Untuk menguatkan pendapatnya tersebut, dia menyebutkan bahwa Ibnu Hajar menegaskan bahwa al-Bukhari dan orang-orang yang membolehkan wanita haid membaca al-Quran seperti at-Thabari, Ibn al-Mundzir, dan Dawud adz-Dzahiri, memegangi keumuman hadis ‘Aisyah berikut:
عَنْ عَائِشَةَ رضي الله عنها، قَالَتْ: “كَانَ النَّبِيُّ – صلى الله عليه وسلم – يَذْكُرُ الله عَلَى كُلِّ أَحْيَانِهِ”. (رواه مسلم، وأما البخاري فرواه معلقاً).
“Dari Aisyah RA, ia berkata: Nabi SAW senantiasa berdzikir kepada Allah dalam setiap keadaan. (HR al-Bukhari dan Muslim).
Berdzikir dalam hadis ini termasuk membaca al-Quran yang dilakukan setiap saat termasuk dalam keadaan junub.
Ibnu Taimiyah pernah mengatakan, “Di zaman Rasulullah SAW para wanita mengalami haid, namun Rasulullah SAW tidak melarang mereka membaca Al-Quran sebagaimana tidak melarang mereka berdzikir dan berdoa.” (Fatwa Ramadhan, hal 81).
Di samping itu, terkait dengan larangan menyentuh al-Quran yang bagi orang yang berhadas besar berdasarkan al-Waqiah ayat 79. Padahal mushaf al-Quran baru ada pada zaman Khalifah Utsman bin Affan, yang berarti adanya mushaf al-Quran setelah lebih kurang 30 tahun setelah ayat tersebut diturunkan.
Pada masa Khalifah Utsman baru ada lima mushaf dan itupun belum beredar ke tengah masyarakat.
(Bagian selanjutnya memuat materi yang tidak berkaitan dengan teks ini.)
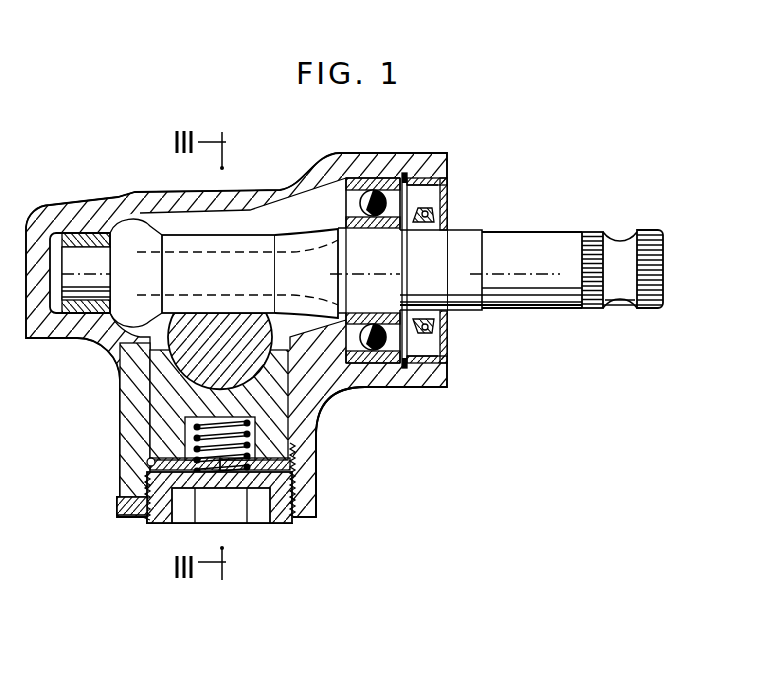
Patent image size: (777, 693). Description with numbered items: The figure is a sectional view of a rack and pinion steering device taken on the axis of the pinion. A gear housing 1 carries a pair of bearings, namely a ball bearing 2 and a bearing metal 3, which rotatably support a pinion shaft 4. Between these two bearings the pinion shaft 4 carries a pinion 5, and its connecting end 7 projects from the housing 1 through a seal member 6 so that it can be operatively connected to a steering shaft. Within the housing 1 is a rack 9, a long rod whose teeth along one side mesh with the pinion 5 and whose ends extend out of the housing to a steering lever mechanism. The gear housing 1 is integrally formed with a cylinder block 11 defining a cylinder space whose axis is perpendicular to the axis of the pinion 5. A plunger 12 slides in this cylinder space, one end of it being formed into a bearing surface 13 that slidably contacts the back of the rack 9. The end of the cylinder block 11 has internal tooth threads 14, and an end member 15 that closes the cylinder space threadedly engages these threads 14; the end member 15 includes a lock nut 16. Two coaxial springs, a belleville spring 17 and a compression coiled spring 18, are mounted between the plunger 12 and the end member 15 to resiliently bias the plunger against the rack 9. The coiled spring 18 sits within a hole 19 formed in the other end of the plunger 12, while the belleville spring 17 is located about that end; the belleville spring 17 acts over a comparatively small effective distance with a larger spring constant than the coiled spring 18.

The gear housing 1 is at (137, 192).
The ball bearing 2 is at (364, 180).
The bearing metal 3 is at (85, 233).
The pinion shaft 4 is at (510, 308).
The pinion 5 is at (178, 236).
The seal member 6 is at (443, 192).
The connecting end 7 is at (648, 231).
The rack 9 is at (193, 364).
The cylinder block 11 is at (312, 412).
The plunger 12 is at (157, 426).
The bearing surface 13 is at (122, 370).
The internal tooth threads 14 is at (294, 487).
The end member 15 is at (163, 523).
The lock nut 16 is at (123, 516).
The belleville spring 17 is at (149, 462).
The compression coiled spring 18 is at (256, 458).
The hole 19 is at (252, 441).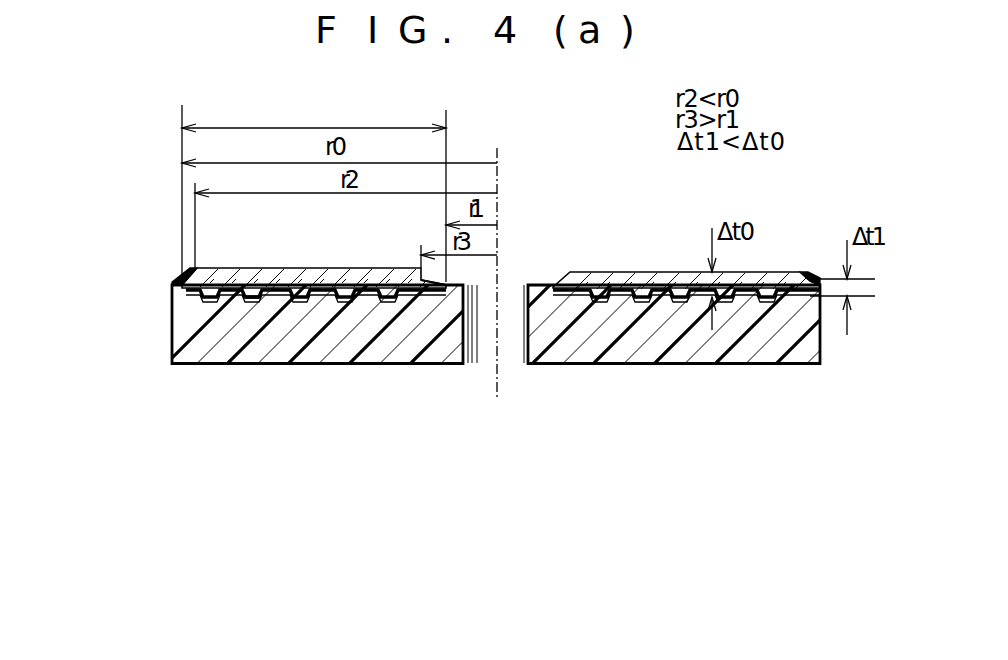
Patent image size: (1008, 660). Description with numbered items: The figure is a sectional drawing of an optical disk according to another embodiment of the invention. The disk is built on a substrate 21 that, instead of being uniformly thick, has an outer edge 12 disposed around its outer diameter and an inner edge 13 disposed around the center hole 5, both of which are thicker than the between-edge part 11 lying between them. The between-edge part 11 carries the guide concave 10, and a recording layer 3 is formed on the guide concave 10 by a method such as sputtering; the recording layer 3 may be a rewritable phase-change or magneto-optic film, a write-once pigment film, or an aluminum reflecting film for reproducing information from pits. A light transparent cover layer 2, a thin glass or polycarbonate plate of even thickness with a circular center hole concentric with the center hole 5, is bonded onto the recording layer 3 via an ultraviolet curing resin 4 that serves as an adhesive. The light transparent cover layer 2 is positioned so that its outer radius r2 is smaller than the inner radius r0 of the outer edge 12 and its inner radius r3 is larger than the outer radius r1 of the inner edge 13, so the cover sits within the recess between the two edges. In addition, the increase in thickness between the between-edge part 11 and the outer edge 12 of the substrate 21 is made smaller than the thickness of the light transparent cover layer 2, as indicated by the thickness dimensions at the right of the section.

The light transparent cover layer 2 is at (244, 280).
The recording layer 3 is at (303, 306).
The ultraviolet curing resin 4 is at (188, 296).
The center hole 5 is at (463, 330).
The guide concave 10 is at (262, 305).
The between-edge part 11 is at (263, 128).
The outer edge 12 is at (172, 284).
The inner edge 13 is at (453, 279).
The substrate 21 is at (637, 333).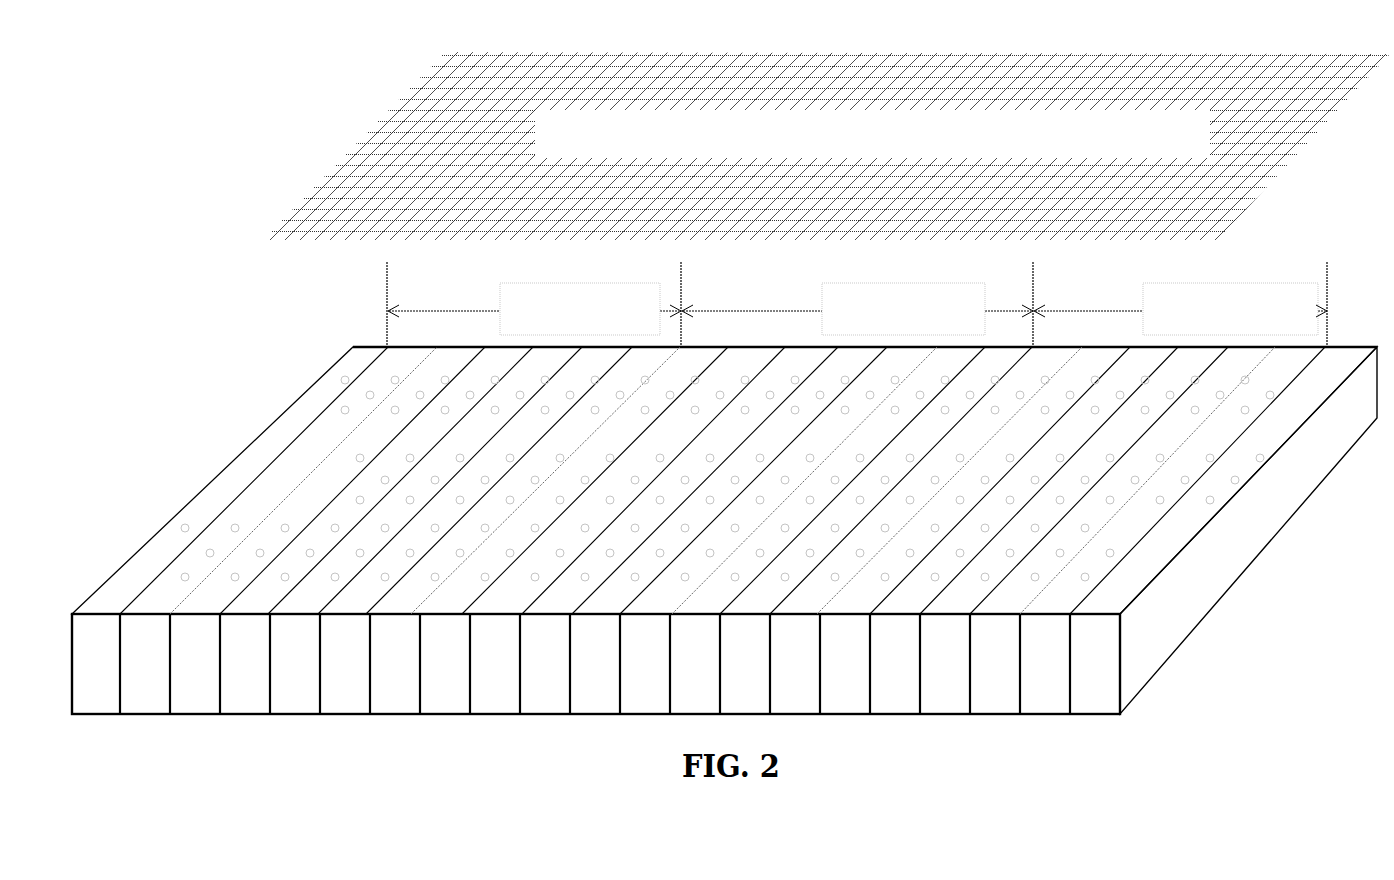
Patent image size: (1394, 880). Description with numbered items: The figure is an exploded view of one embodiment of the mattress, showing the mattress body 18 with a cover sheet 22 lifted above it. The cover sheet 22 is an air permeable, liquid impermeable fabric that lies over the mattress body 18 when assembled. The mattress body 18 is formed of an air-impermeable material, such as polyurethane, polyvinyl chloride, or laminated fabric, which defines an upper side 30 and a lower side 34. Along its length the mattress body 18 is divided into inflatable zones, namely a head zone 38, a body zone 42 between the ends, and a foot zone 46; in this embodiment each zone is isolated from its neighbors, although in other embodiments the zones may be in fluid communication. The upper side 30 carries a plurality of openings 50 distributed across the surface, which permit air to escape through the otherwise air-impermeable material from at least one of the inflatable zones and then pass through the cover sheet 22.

The mattress body 18 is at (1233, 552).
The cover sheet 22 is at (1300, 128).
The upper side 30 is at (142, 577).
The lower side 34 is at (138, 716).
The head zone 38 is at (1180, 309).
The body zone 42 is at (857, 309).
The foot zone 46 is at (534, 309).
The openings 50 is at (280, 512).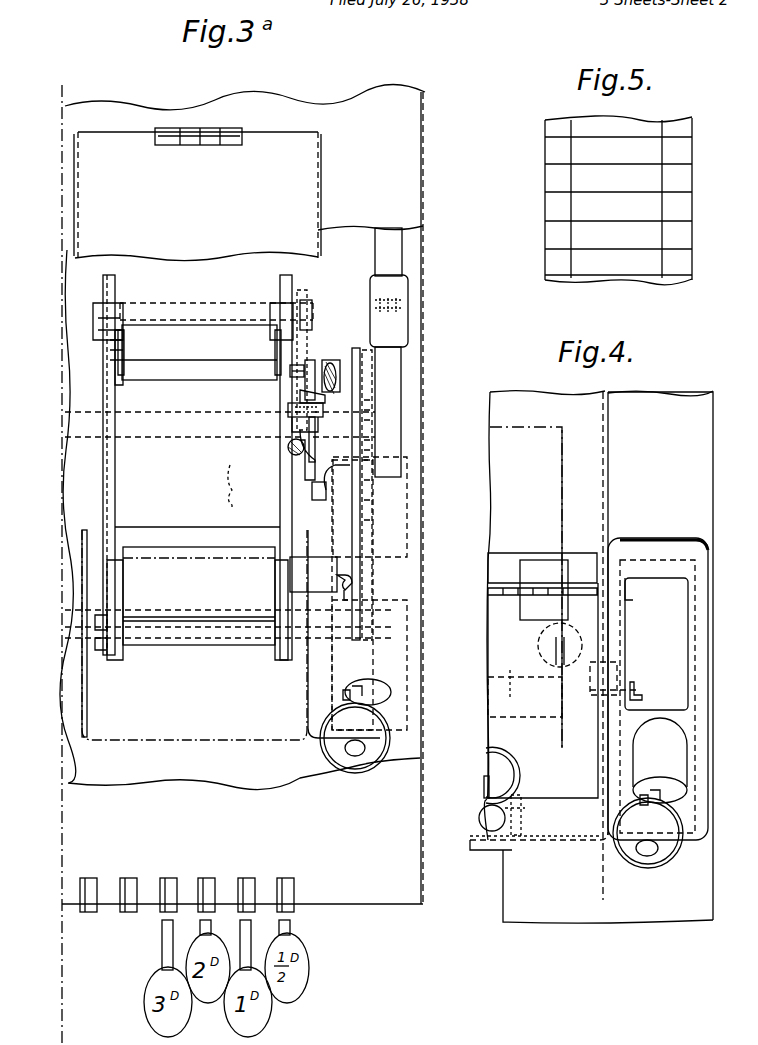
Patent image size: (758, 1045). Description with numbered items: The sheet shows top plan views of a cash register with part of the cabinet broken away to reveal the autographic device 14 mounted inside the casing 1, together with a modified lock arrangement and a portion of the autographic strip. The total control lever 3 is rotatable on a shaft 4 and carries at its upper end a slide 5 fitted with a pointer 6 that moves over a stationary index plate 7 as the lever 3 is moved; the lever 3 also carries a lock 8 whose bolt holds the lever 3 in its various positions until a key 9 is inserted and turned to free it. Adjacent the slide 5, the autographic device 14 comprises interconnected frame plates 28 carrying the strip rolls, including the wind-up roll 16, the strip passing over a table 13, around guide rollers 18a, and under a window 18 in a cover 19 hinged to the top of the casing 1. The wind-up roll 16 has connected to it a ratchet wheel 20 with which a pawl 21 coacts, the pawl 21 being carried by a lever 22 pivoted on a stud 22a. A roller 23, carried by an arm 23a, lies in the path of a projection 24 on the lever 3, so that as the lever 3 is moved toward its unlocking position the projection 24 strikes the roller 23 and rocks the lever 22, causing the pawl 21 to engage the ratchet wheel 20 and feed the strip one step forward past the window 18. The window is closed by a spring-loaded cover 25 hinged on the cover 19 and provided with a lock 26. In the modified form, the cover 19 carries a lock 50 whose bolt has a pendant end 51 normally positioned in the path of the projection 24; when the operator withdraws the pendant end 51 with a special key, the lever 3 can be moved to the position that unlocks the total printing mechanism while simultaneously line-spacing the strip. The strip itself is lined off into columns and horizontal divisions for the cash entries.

In FIG. 3A, the casing 1 is at (363, 128).
In FIG. 4, the casing 1 is at (688, 481).
In FIG. 3A, the total control lever 3 is at (373, 578).
In FIG. 3A, the shaft 4 is at (340, 365).
In FIG. 3A, the slide 5 is at (383, 660).
In FIG. 3A, the pointer 6 is at (345, 592).
In FIG. 4, the pointer 6 is at (642, 696).
In FIG. 4, the index plate 7 is at (672, 634).
In FIG. 3A, the lock 8 is at (390, 690).
In FIG. 4, the lock 8 is at (665, 797).
In FIG. 3A, the key 9 is at (353, 758).
In FIG. 4, the key 9 is at (657, 856).
In FIG. 3A, the table 13 is at (191, 603).
In FIG. 3A, the autographic device 14 is at (103, 515).
In FIG. 3A, the wind-up roll 16 is at (123, 345).
In FIG. 4, the window 18 is at (525, 685).
In FIG. 3A, the guide rollers 18a is at (227, 368).
In FIG. 3A, the cover 19 is at (197, 194).
In FIG. 4, the cover 19 is at (517, 397).
In FIG. 3A, the ratchet wheel 20 is at (319, 360).
In FIG. 3A, the pawl 21 is at (300, 373).
In FIG. 3A, the lever 22 is at (315, 398).
In FIG. 3A, the stud 22a is at (300, 414).
In FIG. 3A, the roller 23 is at (360, 443).
In FIG. 3A, the arm 23a is at (305, 490).
In FIG. 3A, the projection 24 is at (323, 576).
In FIG. 4, the projection 24 is at (595, 700).
In FIG. 4, the cover 25 is at (557, 770).
In FIG. 4, the lock 26 is at (514, 778).
In FIG. 3A, the frame plates 28 is at (280, 522).
In FIG. 4, the lock 50 is at (540, 637).
In FIG. 4, the pendant end 51 is at (558, 592).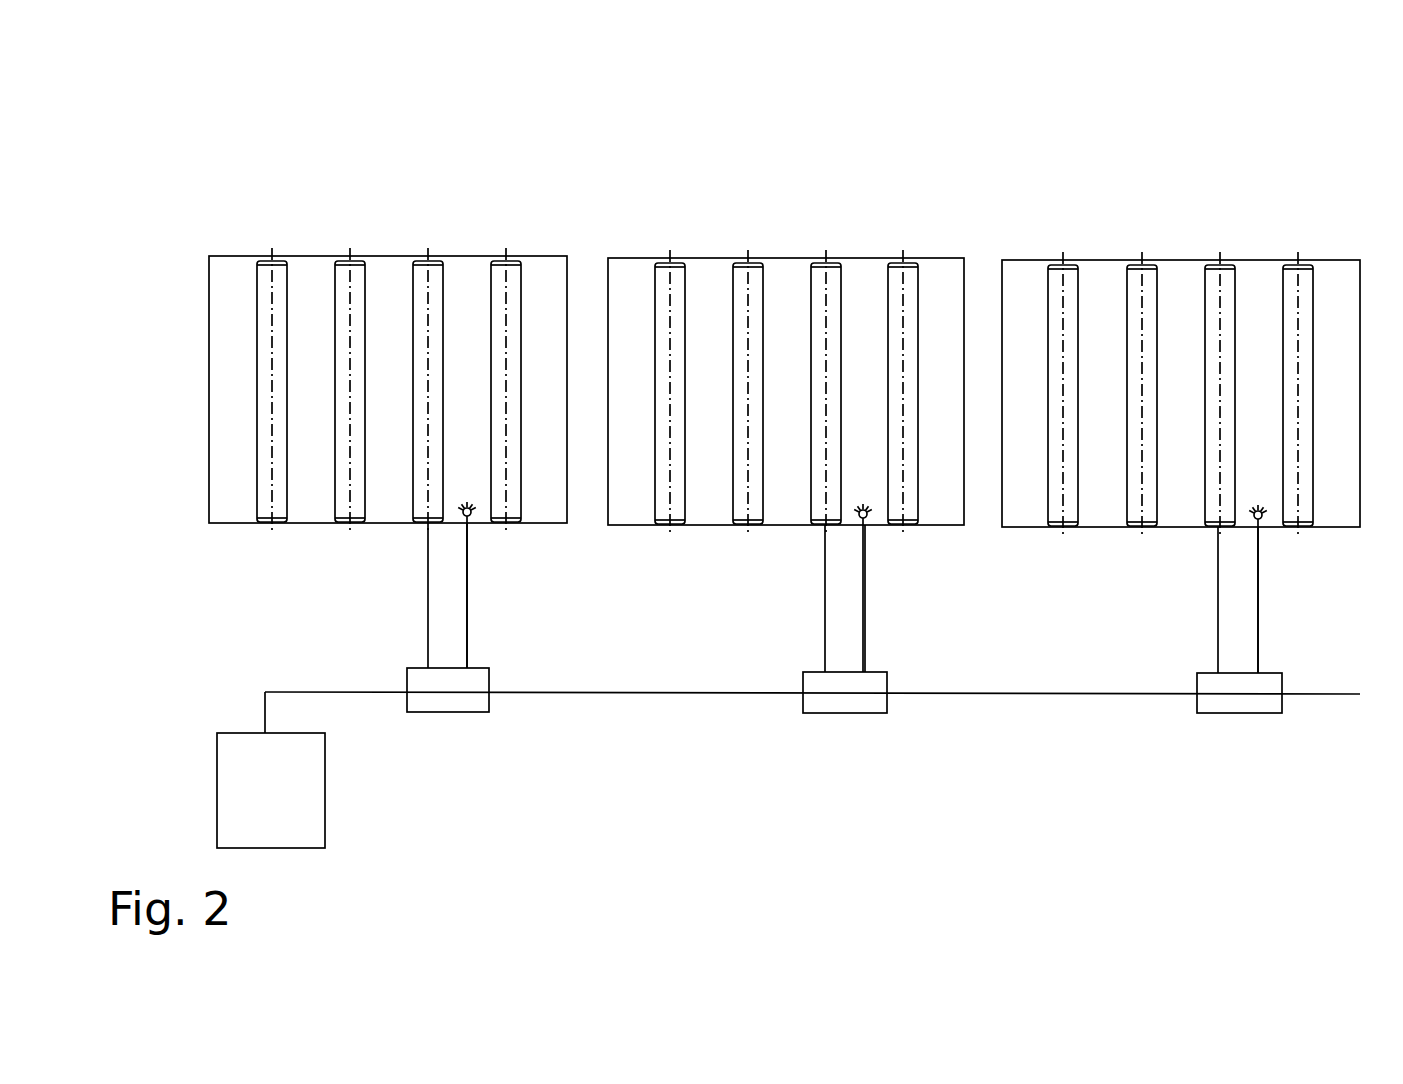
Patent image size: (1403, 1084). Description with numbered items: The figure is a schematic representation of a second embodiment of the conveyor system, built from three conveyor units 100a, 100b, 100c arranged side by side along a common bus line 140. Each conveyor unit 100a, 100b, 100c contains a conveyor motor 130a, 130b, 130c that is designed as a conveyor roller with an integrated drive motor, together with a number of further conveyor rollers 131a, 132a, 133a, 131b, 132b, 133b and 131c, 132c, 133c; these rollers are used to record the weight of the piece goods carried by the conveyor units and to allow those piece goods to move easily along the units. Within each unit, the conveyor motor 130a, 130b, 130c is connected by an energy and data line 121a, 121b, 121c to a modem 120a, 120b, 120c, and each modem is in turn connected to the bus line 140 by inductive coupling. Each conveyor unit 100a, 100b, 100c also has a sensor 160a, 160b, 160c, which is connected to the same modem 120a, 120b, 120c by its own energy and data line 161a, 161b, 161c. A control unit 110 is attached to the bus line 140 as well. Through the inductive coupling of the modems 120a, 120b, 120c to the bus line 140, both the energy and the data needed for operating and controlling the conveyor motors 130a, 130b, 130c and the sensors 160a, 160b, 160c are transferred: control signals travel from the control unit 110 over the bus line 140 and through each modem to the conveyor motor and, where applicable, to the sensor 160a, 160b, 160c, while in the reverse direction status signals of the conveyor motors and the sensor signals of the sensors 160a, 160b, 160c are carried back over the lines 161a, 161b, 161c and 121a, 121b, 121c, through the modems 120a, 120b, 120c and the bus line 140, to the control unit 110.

The conveyor unit 100a is at (452, 155).
The conveyor unit 100b is at (855, 137).
The conveyor unit 100c is at (1239, 147).
The control unit 110 is at (310, 832).
The modem 120a is at (480, 703).
The modem 120b is at (873, 707).
The modem 120c is at (1258, 705).
The energy and data line 121a is at (428, 588).
The energy and data line 121b is at (825, 590).
The energy and data line 121c is at (1218, 600).
The conveyor motor 130a is at (428, 258).
The conveyor motor 130b is at (825, 263).
The conveyor motor 130c is at (1218, 265).
The conveyor roller 131a is at (263, 258).
The conveyor roller 131b is at (670, 263).
The conveyor roller 131c is at (1057, 265).
The conveyor roller 132a is at (343, 259).
The conveyor roller 132b is at (752, 263).
The conveyor roller 132c is at (1147, 265).
The conveyor roller 133a is at (505, 258).
The conveyor roller 133b is at (903, 263).
The conveyor roller 133c is at (1292, 265).
The bus line 140 is at (365, 693).
The sensor 160a is at (471, 515).
The sensor 160b is at (867, 518).
The sensor 160c is at (1262, 518).
The energy and data line 161a is at (467, 607).
The energy and data line 161b is at (865, 612).
The energy and data line 161c is at (1258, 610).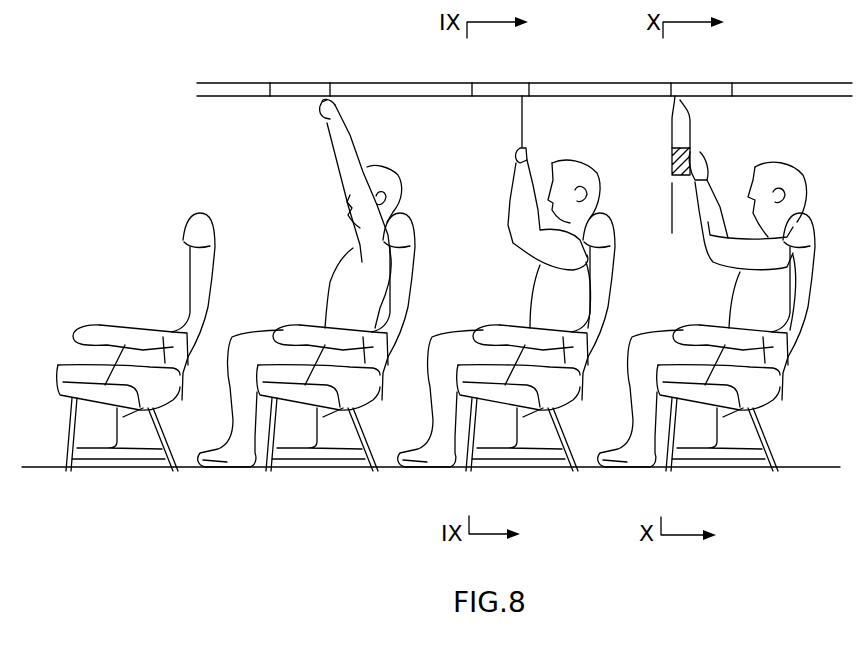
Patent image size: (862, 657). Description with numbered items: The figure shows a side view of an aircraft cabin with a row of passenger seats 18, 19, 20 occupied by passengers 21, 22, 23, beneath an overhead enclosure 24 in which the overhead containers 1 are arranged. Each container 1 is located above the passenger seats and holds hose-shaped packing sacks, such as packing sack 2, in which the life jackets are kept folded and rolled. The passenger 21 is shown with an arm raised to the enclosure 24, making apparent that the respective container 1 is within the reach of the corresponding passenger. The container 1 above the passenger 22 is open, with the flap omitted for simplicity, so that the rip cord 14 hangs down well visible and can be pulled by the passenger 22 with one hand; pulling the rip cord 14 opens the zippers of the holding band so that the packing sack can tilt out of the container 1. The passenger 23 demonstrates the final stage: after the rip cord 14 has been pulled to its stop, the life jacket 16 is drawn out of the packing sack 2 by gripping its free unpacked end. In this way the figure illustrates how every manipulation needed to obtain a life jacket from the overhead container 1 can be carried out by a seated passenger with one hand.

Mushaf al-Quran baru dicetak dan mulai beredar ke tengah masyarakat lebih kurang 900 tahun kemudian. Karena itu, ayat di atas tidak ada kaitannya dengan mushaf al-Quran. (Fatwa Tarjih)
Oleh karena itu penulis berpendapat wanita haid boleh tadarus atau membaca al-Quran. Di samping karena membaca al-Quran merupakan bagian dari berdzikir kepada Allah, sebagaimana dalil-dalil yang telah dikemukakan di atas, juga karena aspek maslahat yang lebih besar ketika wanita haid diperbolehkan mengakses al-Quran.
Wallahu a’lam bish shawab. (*)
Ustadzah Ain Nurwindasari SThI, MIRKH adalah anggota Majelis Tabligh Pimpinan Daerah Asiyiyah (PDA) Gresik; alumnus Pendidikan Ulama Tarjih Muhammadiyah (PUTM) PP Muhammadiyah dan International Islamic University of Malaysia (IIUM); guru Al-Islam dan Kemuhammadiyahan SMP Muhammadiyah 12 GKB Gresik.